I’ll be honest with you, when Kaylee was diagnosed with slight hip dysplasia at 10 months old, I started her on a glucosamine joint supplement. When she was 3 ½ to 4 years old, I started her on an Omega 3&6 supplement. About 7 months ago, I stopped the Omega 3&6 because it was a liquid that was kind of messy and I wasn’t sure that it was really helping her. About 5 weeks ago, she really started showing a lot of discomfort with her hips. I’m now kicking myself because I should have never stopped giving her that supplement and it is going to take a few more weeks for the product to work effectively again. And TRUST ME! the supplement is a lot cheaper than the pain medication she is on. Also, the pain medication is harder on her kidneys and liver than the supplements are.

  • Pain medications: As your pet ages, arthritis will become more of a pain in their joints. Check with your veterinarian to make sure your pet is getting the proper medication. Certain pain meds will require annual bloodwork to monitor how they are affecting your pet’s kidneys. A quick side note: it is not a good idea to give your pet human pain medications, like aspirin or ibuprofen. Human medications can cause liver/kidney failure and death.
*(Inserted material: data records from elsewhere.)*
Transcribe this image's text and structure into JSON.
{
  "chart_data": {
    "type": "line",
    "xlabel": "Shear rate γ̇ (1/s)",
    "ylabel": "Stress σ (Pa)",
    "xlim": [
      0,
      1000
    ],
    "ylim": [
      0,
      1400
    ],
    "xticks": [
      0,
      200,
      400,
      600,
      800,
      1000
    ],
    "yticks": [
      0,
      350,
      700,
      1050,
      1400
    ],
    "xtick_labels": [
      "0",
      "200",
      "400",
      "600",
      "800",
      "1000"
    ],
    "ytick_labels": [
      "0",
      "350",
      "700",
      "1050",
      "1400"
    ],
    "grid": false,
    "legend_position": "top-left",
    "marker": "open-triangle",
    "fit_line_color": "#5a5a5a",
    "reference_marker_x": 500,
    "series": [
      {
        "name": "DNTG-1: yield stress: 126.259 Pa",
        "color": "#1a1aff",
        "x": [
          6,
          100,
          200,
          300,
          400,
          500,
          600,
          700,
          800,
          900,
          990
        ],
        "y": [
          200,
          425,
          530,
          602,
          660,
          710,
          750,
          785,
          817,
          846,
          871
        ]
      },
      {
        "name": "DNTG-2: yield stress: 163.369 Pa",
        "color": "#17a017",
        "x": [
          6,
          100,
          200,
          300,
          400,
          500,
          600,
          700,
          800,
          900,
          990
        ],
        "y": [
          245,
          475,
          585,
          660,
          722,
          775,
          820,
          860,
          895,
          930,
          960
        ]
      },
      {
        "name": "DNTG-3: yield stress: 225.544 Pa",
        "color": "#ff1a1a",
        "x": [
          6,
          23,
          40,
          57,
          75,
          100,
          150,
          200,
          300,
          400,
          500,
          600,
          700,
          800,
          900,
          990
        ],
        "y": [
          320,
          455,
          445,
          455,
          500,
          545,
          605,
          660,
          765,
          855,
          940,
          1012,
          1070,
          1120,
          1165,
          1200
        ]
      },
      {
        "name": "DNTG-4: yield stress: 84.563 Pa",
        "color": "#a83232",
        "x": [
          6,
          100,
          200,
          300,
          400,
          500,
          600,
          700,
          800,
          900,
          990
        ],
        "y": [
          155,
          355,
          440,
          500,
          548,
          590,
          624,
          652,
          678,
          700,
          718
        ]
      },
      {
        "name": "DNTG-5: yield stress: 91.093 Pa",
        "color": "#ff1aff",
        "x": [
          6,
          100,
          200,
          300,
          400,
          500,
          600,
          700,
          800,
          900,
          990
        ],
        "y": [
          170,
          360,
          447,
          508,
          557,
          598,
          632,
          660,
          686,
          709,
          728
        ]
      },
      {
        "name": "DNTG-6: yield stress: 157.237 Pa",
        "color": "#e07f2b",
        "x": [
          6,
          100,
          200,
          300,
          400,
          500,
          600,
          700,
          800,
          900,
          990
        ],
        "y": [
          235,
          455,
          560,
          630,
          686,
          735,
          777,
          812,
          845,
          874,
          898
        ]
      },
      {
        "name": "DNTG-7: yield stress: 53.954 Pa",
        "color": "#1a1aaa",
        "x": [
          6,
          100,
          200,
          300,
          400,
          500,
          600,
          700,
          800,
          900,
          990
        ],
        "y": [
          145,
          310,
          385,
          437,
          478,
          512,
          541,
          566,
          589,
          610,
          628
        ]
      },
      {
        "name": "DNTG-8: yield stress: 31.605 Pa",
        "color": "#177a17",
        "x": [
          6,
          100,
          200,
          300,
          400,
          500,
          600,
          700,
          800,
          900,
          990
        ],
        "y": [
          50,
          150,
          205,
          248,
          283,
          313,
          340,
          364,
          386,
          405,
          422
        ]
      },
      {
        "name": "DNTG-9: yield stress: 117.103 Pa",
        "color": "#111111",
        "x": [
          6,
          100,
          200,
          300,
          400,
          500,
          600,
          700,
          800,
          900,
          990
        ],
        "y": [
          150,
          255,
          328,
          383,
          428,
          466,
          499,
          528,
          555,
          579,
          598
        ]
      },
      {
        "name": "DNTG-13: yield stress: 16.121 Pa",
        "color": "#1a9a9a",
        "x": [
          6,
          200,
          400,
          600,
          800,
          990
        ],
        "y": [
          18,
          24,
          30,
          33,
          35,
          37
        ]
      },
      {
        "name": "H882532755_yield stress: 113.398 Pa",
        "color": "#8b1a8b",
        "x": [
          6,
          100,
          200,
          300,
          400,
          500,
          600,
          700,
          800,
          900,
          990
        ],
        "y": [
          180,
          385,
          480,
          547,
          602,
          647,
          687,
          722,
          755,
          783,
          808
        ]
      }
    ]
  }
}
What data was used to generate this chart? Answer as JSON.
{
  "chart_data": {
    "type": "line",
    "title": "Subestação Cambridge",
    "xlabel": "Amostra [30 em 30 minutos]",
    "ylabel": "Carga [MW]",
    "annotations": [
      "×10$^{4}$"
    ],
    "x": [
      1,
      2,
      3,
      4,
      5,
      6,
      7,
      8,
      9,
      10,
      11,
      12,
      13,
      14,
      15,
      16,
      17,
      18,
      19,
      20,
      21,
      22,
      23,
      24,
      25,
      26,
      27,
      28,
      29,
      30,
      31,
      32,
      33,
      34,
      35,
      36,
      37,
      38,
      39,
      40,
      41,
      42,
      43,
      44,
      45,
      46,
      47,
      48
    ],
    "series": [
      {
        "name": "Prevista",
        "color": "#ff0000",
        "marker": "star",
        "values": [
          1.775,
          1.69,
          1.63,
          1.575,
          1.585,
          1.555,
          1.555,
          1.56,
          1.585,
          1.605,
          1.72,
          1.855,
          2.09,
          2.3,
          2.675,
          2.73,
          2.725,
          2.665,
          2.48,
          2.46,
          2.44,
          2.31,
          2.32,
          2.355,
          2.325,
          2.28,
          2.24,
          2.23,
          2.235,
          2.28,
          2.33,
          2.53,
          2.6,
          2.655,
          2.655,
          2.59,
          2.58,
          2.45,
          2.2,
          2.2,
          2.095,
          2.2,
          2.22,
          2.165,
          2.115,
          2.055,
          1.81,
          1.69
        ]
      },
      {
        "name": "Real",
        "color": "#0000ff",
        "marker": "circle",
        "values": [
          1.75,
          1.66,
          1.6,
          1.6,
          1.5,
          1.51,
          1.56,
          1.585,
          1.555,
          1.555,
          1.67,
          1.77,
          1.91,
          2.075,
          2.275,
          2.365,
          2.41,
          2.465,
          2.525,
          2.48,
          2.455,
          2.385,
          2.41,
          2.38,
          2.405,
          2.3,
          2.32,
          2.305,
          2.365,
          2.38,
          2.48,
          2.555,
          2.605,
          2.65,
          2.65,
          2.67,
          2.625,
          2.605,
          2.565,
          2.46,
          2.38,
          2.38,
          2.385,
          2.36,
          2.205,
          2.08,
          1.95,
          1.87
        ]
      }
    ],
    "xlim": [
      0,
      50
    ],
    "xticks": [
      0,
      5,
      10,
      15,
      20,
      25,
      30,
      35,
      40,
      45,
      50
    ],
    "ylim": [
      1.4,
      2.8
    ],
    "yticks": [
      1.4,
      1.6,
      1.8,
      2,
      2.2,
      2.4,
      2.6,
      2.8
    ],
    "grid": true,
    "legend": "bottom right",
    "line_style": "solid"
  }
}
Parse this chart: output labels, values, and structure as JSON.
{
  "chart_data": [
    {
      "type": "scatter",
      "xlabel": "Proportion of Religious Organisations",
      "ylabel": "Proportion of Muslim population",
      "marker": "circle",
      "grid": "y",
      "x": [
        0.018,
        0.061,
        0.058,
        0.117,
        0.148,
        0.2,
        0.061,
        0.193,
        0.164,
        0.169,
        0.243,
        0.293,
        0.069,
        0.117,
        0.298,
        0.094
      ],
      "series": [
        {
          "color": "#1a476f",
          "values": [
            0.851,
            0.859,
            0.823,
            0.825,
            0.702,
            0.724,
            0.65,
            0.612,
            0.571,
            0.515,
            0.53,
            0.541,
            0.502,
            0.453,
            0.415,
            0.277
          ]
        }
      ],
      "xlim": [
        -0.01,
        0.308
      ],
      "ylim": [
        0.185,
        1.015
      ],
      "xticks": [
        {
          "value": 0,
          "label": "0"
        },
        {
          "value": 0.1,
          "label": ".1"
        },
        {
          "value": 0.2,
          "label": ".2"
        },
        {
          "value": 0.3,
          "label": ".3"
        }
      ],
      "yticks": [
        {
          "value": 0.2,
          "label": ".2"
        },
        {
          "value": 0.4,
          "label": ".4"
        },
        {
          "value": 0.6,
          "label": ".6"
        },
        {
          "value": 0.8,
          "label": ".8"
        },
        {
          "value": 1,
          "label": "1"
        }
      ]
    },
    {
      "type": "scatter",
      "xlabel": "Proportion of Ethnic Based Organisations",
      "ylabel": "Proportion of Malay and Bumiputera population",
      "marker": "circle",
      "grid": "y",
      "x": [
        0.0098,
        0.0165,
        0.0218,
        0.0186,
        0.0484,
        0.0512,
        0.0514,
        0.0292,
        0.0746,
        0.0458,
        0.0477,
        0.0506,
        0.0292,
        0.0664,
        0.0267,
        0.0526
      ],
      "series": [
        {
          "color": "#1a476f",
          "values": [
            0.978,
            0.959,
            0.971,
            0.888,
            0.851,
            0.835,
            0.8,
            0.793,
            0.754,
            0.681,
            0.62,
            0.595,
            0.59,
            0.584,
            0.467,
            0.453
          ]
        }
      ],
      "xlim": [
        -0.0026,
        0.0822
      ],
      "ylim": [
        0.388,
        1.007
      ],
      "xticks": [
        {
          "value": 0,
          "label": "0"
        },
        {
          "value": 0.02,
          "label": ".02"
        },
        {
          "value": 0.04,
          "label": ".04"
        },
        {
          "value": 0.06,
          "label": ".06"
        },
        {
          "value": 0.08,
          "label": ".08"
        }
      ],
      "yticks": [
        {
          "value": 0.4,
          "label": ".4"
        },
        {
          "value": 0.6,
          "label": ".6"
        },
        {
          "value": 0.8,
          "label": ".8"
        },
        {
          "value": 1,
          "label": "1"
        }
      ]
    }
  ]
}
There are a few surgical procedures out there to assist with moderate to severe cases. Typically, these surgeries are sent to a referral clinic to have an orthopedic surgeon perform such detailed, specialized surgeries. By going to a referral clinic, the surgeon will be able to assess the condition of the animal and discuss with you the best option for your pet.


Femoral Head Ostectomy (or FHO) – this surgery is usually performed on dogs 50 pounds or less or dogs that are very active. Basically, the femoral head is removed to create a false joint and remove the bone to bone contact.


Triple Pelvic Osteotomy – this surgery has a very tiny window for when it can be performed. The puppy must be 8-18 months old with no degenerative arthritic changes. In this surgery, the acetabulum is sawed free from the pelvis and repositioned for a better fit on the femoral head and then plated into place.


Total Hip Replacement – It is exactly what it sounds like and the same type of procedure that humans can get.  The Veterinary Orthopedic & Sports Medicine Group website has a great radiograph of what a total hip replacement looks like.


Even though hip dysplasia can be a debilitating condition, with proper care and supportive medications, you dysplastic pet can still lead a happy, fun life.